RideFlux expands operations and increases ODD coverage by 5x

RideFlux develops self-driving technology to bring safe and efficient transportation into our daily lives. The company provides an end-to-end software solution for autonomous systems that is currently deployed in three commercial robotaxi services on Jeju Island, South Korea. One of these services is Korea’s longest route for commercial self-driving robotaxis, shuttling travelers between Jeju International Airport and Jungmun Tourist Complex for 38km each way. Another is Korea’s first free-floating autonomous mobility service, operating in Seogwipo Innovation City. Through its self-driving technology, RideFlux aims to reduce the need for individual car ownership and alleviate traffic congestion in South Korea.
Jeju-si, South Korea
(in 2022)
“Level 4 self-driving service technology requires driving on roads with high complexity and high uncertainty. Therefore, we need a dependable partner like Applied Intuition to quickly secure reliable autonomous driving technology.”
Junghee Park
Co-Founder and CEO
RideFlux seeks to scale its self-driving technology development, expand its operational design domain (ODD), and improve the stability and reliability of its robotaxi services to a level where safety drivers are no longer required (Level 4 autonomy). Before using Applied’s software, RideFlux developed its log data management and simulation tools in-house. This became challenging when RideFlux wanted to:
Manage log data effectively: The RideFlux fleet started with just one test vehicle, but the team quickly needed to operate, collect logs, and resolve issues on multiple robotaxis at a time. As RideFlux discovered limitations with its in-house tooling, it started looking for third-party tools that would be able to scale and automate workflows for its growing fleet.
Scale scenario creation: Along with its growing fleet of robotaxis, RideFlux decided to expand its ODD. Soon, the team’s in-house simulation tool could no longer create the large volume, variety, and complexity of scenarios needed to cover its ODD. Additionally, the scenario creation process was too manual and time-consuming to scale effectively.
Inside one of RideFlux’s self-driving robotaxis.
“Applied’s team provides high-quality software products and responds quickly to our requests.”
Junghee Park
Co-Founder and CEO
RideFlux decided to accelerate its development cycle and achieve its goals by focusing primarily on self-driving software development while leveraging third-party data management and simulation tools. The team chose to work with Applied Intuition because Applied’s tools facilitate efficient workflows for vehicle and simulation tests while being interoperable with Robot Operating System (ROS) and standard maps such as OpenDrive.

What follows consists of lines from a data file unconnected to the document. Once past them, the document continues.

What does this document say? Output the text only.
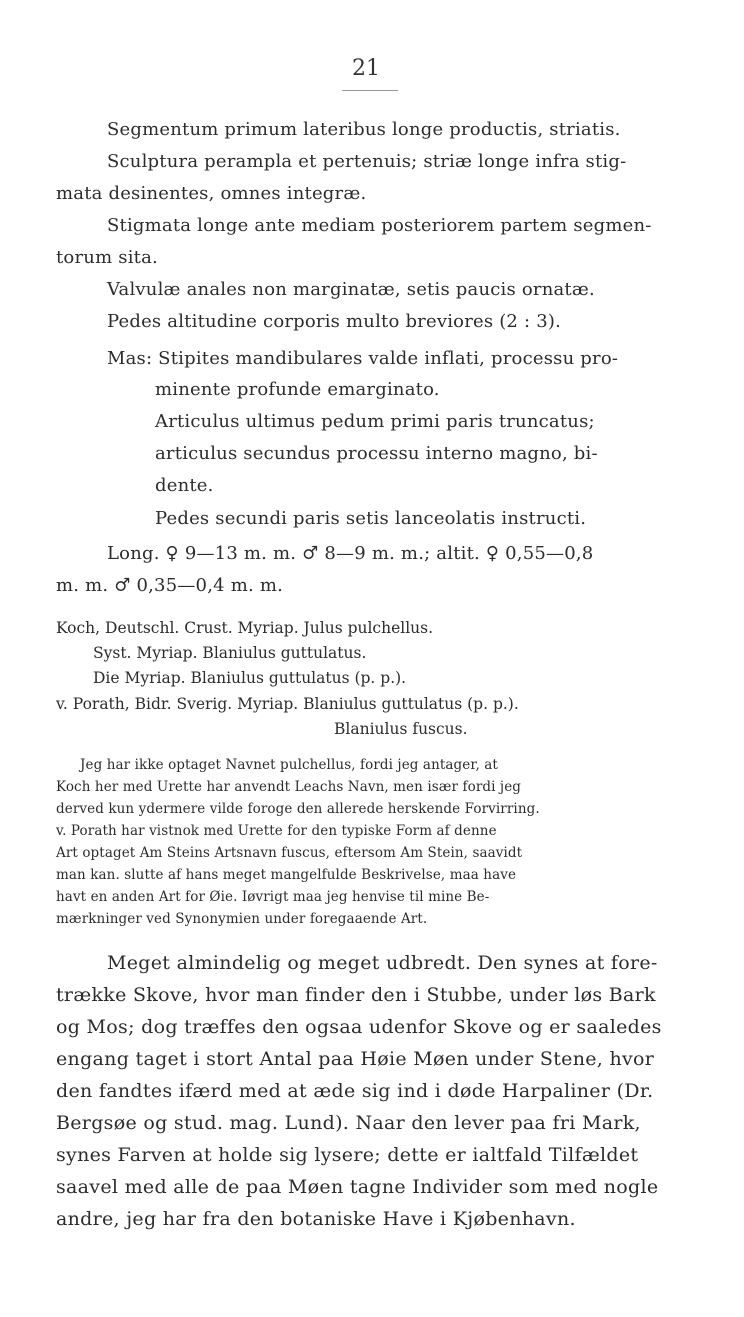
21
Segmentum primum lateribus longe productis, striatis.
Sculptura perampla et pertenuis; striæ longe infra stig-
mata desinentes, omnes integræ.
Stigmata longe ante mediam posteriorem partem segmen-
torum sita.
Valvulæ anales non marginatæ, setis paucis ornatæ.
Pedes altitudine corporis multo breviores (2 : 3).
Mas: Stipites mandibulares valde inflati, processu pro-
minente profunde emarginato.
Articulus ultimus pedum primi paris truncatus;
articulus secundus processu interno magno, bi-
dente.
Pedes secundi paris setis lanceolatis instructi.
Long. ♀ 9—13 m. m. ♂ 8—9 m. m.; altit. ♀ 0,55—0,8
m. m. ♂ 0,35—0,4 m. m.
Koch, Deutschl. Crust. Myriap. Julus pulchellus.
Syst. Myriap. Blaniulus guttulatus.
Die Myriap. Blaniulus guttulatus (p. p.).
v. Porath, Bidr. Sverig. Myriap. Blaniulus guttulatus (p. p.).
Blaniulus fuscus.
Jeg har ikke optaget Navnet pulchellus, fordi jeg antager, at
Koch her med Urette har anvendt Leachs Navn, men især fordi jeg
derved kun ydermere vilde foroge den allerede herskende Forvirring.
v. Porath har vistnok med Urette for den typiske Form af denne
Art optaget Am Steins Artsnavn fuscus, eftersom Am Stein, saavidt
man kan. slutte af hans meget mangelfulde Beskrivelse, maa have
havt en anden Art for Øie. Iøvrigt maa jeg henvise til mine Be-
mærkninger ved Synonymien under foregaaende Art.
Meget almindelig og meget udbredt. Den synes at fore-
trække Skove, hvor man finder den i Stubbe, under løs Bark
og Mos; dog træffes den ogsaa udenfor Skove og er saaledes
engang taget i stort Antal paa Høie Møen under Stene, hvor
den fandtes ifærd med at æde sig ind i døde Harpaliner (Dr.
Bergsøe og stud. mag. Lund). Naar den lever paa fri Mark,
synes Farven at holde sig lysere; dette er ialtfald Tilfældet
saavel med alle de paa Møen tagne Individer som med nogle
andre, jeg har fra den botaniske Have i Kjøbenhavn.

RideFlux uses Applied’s data management and simulation platforms Strada, Simian, and Logstream to:
Manage log data: RideFlux uses Strada to efficiently manage drive logs from its growing fleet of robotaxis. Strada also allows the team to conveniently filter and search its entire drive log collection for specific events of interest.
Root-cause issues: Strada’s user interface (UI) makes it easy to understand log data, identify the cause of an issue, and resolve issues without needing to open large raw data files.
Run re-simulation tests based on real-world data: Logstream enables RideFlux to create test cases from drive data. Using re-simulation, the engineering team can debug on-road events with the autonomy stack in the loop, test different versions of the stack on past drives, and catch regressions before they get deployed to the vehicle.
Create synthetic simulation scenarios: Simian’s easy-to-use UI allows the RideFlux team to create scenarios faster than its in-house simulator. It also allows the team to specify intelligent actor behaviors and automatically generate multiple scenario variations from one base scenario to build ODD coverage on scenarios that weren’t captured by drive data or re-simulation.

Automate tests: Through Simian, RideFlux can easily define and customize test criteria and set automatic checks to quickly determine whether a test passed or failed.
Validate software updates: With each new software update, RideFlux tracks changes, catches regressions on existing scenarios, and compares test results with the performance of previous software versions.
Viewing drive data from an intersection using Strada.
More efficient log data management
Using Applied’s software, RideFlux can now efficiently collect, manage, and resolve issues on its growing fleet of robotaxis. The team can dedicate a smaller headcount to these workflows than when it was building and maintaining tools in-house.
Faster development cycle
Applied’s software empowers RideFlux developers to quickly evaluate simulation and vehicle tests, easily share results with their team members, and leverage re-simulation to validate fixes. This improved workflow has helped the RideFlux team identify and solve a larger amount of issues, decrease its issue resolution timeline, and thus speed up its development cycle.
Increased ODD coverage
Since using Simian and Logstream, RideFlux has grown its scenario library by over 3x and increased coverage by over 5x while expanding its ODD.